El Ministerio de Salud y las Isapres: regulación, crisis y reformas en el sistema de salud chileno
- Santiago Toledo Ordoñez

- 9 abr
- 2 min de lectura
El sistema dual de salud en Chile
Chile mantiene un modelo mixto de salud desde los años ochenta. Fonasa, financiado con recursos públicos, cubre a la mayoría de la población. Las Isapres, en tanto, atienden al sector privado, donde afiliados cotizan voluntariamente más de su sueldo a cambio de planes con coberturas diferenciadas.
El Ministerio de Salud (Minsal) regula el sistema entero, mientras la Superintendencia de Salud —dependiente del Minsal— fiscaliza directamente a las Isapres.
Esta estructura ha generado tensiones crónicas: las Isapres buscan autonomía en tarifas, y el Estado prioriza derechos mínimos para los afiliados.
La crisis por los fallos de la Corte Suprema
El quiebre llegó con fallos de la Corte Suprema entre 2019 y 2022, agravados por restricciones pandémicas y la Ley 21.350 (2021). En agosto y noviembre de 2022, la Tercera Sala invalidó alzas de primas por cuatro factores clave: planes base de salud, tablas de factores por sexo y edad (validadas por la Superintendencia), cobros por hijos no nacidos y condiciones de ingreso.
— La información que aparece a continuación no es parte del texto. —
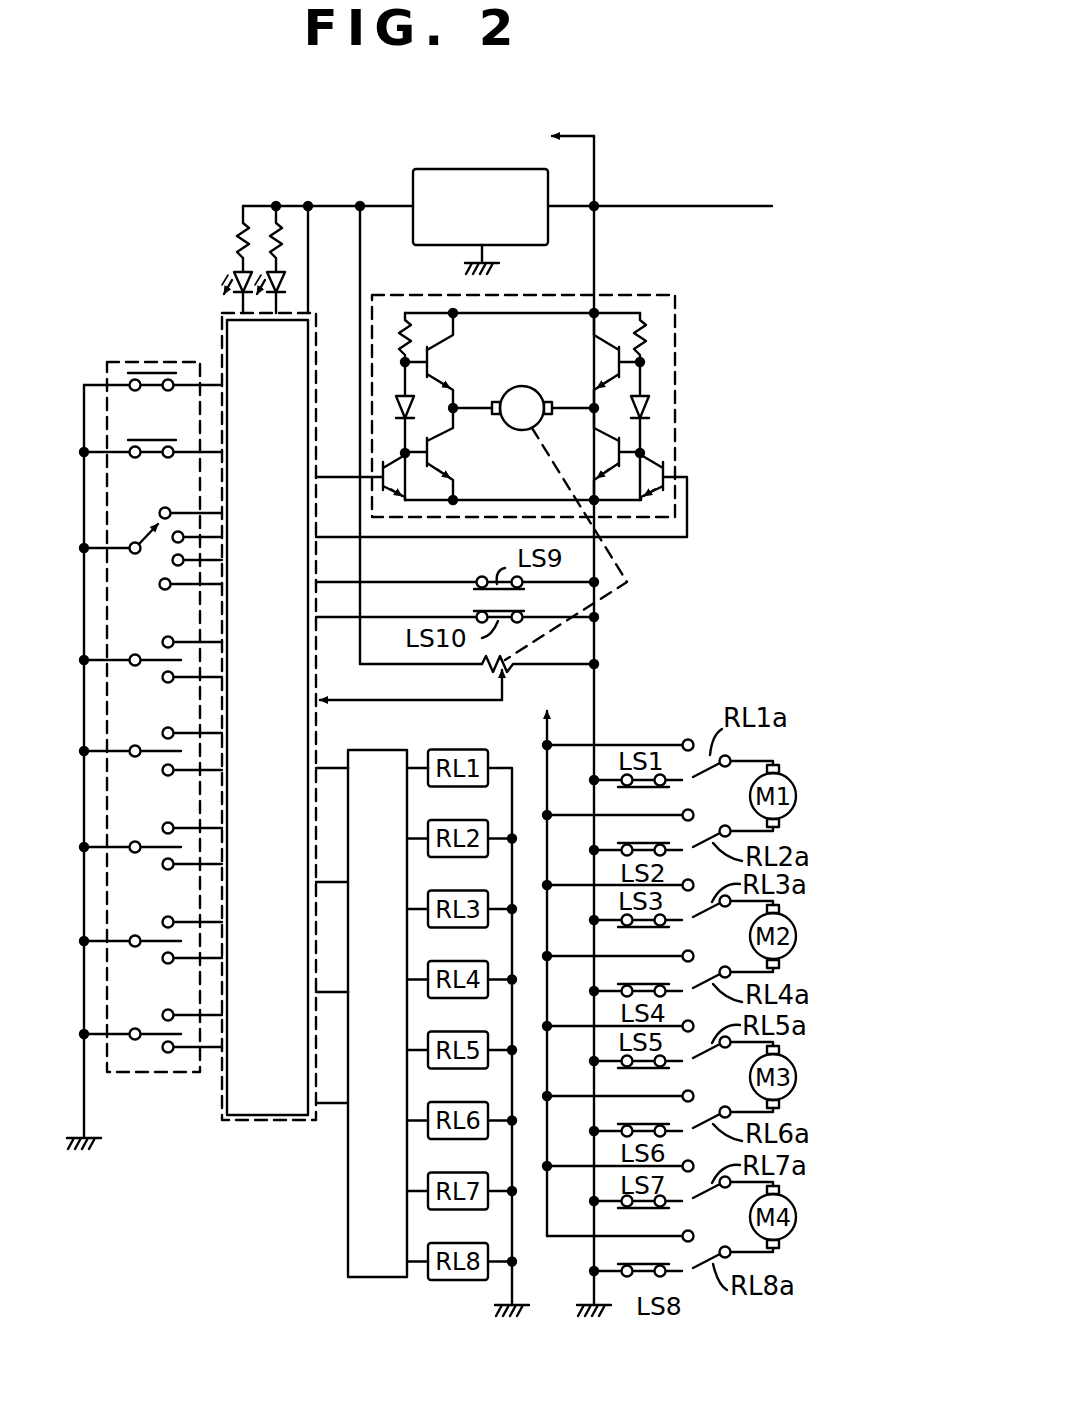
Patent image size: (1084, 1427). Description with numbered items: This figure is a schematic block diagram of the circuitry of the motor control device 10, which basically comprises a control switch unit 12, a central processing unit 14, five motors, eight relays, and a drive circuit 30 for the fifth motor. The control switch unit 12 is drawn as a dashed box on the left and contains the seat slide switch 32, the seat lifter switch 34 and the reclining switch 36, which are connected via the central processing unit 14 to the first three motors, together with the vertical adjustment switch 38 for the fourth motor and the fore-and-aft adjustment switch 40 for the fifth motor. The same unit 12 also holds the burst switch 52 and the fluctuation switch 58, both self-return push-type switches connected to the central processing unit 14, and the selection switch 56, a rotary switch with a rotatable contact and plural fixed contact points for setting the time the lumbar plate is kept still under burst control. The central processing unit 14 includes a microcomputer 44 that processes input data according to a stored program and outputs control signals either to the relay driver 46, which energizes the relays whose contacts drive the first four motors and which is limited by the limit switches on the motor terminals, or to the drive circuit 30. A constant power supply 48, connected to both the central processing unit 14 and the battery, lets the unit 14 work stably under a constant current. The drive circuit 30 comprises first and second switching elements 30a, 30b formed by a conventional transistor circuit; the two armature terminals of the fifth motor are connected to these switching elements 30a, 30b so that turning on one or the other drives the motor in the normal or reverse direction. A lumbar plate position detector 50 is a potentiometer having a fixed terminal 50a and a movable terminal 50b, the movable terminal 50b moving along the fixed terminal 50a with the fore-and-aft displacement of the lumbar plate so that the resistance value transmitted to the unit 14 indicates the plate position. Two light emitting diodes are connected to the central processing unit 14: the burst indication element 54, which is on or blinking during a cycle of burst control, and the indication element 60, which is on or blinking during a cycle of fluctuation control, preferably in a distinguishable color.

The motor control device 10 is at (199, 171).
The control switch unit 12 is at (131, 358).
The central processing unit 14 is at (233, 1122).
The drive circuit 30 is at (530, 416).
The first switching element 30a is at (464, 440).
The second switching element 30b is at (574, 350).
The seat slide switch 32 is at (152, 662).
The seat lifter switch 34 is at (152, 753).
The reclining switch 36 is at (152, 849).
The vertical adjustment switch 38 is at (150, 944).
The fore-and-aft adjustment switch 40 is at (160, 1032).
The microcomputer 44 is at (287, 1112).
The relay driver 46 is at (348, 1243).
The constant power supply 48 is at (470, 169).
The lumbar plate position detector 50 is at (457, 697).
The fixed terminal 50a is at (510, 667).
The movable terminal 50b is at (505, 694).
The burst switch 52 is at (150, 438).
The burst indication element 54 is at (238, 272).
The selection switch 56 is at (155, 563).
The fluctuation switch 58 is at (156, 372).
The indication element 60 is at (278, 268).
Al universalizar el fallo, obligó a devoluciones masivas.
Las Isapres advirtieron colapso financiero; entre enero de 2022 y marzo de 2023, unos 400.000 afiliados migraron de Isapres a Fonasa.
La Ley Corta de Isapres: respuesta del Ejecutivo
Para evitar quiebras, el Minsal impulsó la Ley 21.674 (Ley Corta, promulgada en 2024). La ministra Ximena Aguilera, junto al ministro de Justicia y el superintendente, defendió el proyecto en el Senado.
La norma obliga a las Isapres a proponer planes de devolución de deudas: hasta 13 años para menores de 65, 60 meses para 65-80 años y 24 meses para mayores de 80. Además, amplía facultades de la Superintendencia para revisar y rechazar cobros injustificados —una atribución inédita desde el GES (2005)
GES 90: nuevas garantías explícitas
El Minsal actualizó el sistema GES con el Decreto 2025-2028, incorporando cirrosis hepática, depresión grave en niños/adolescentes y tratamientos antitabaco; mejoró 11 condiciones existentes y sumó $100.740 millones anuales —la mayor expansión en 20 años
Esto impactó primas de Isapres, pero bajo supervisión: la Superintendencia corrigió propuestas excesivas, obligando a tres Isapres a bajar montos.
Mayor fiscalización estatal
El Estado asumió un rol proactivo. El superintendente Víctor Torres enfatizó: «Antes, las Isapres informaban cobros sin revisión posible. Ahora escrutamos cada cifra y corregimos excesos». Para 2026, la Superintendencia fijó el ICSA 2025 en 3,5% como tope máximo para reajustes de precios base, protegiendo a 2,6 millones de afiliados.
Una relación en transformación
La dinámica entre Minsal e Isapres pasa de autonomía privada a regulación estricta, impulsada por la crisis judicial. Avances protegen afiliados, pero persisten retos: equidad en el sistema dual, sostenibilidad de Isapres y una reforma integral pendiente.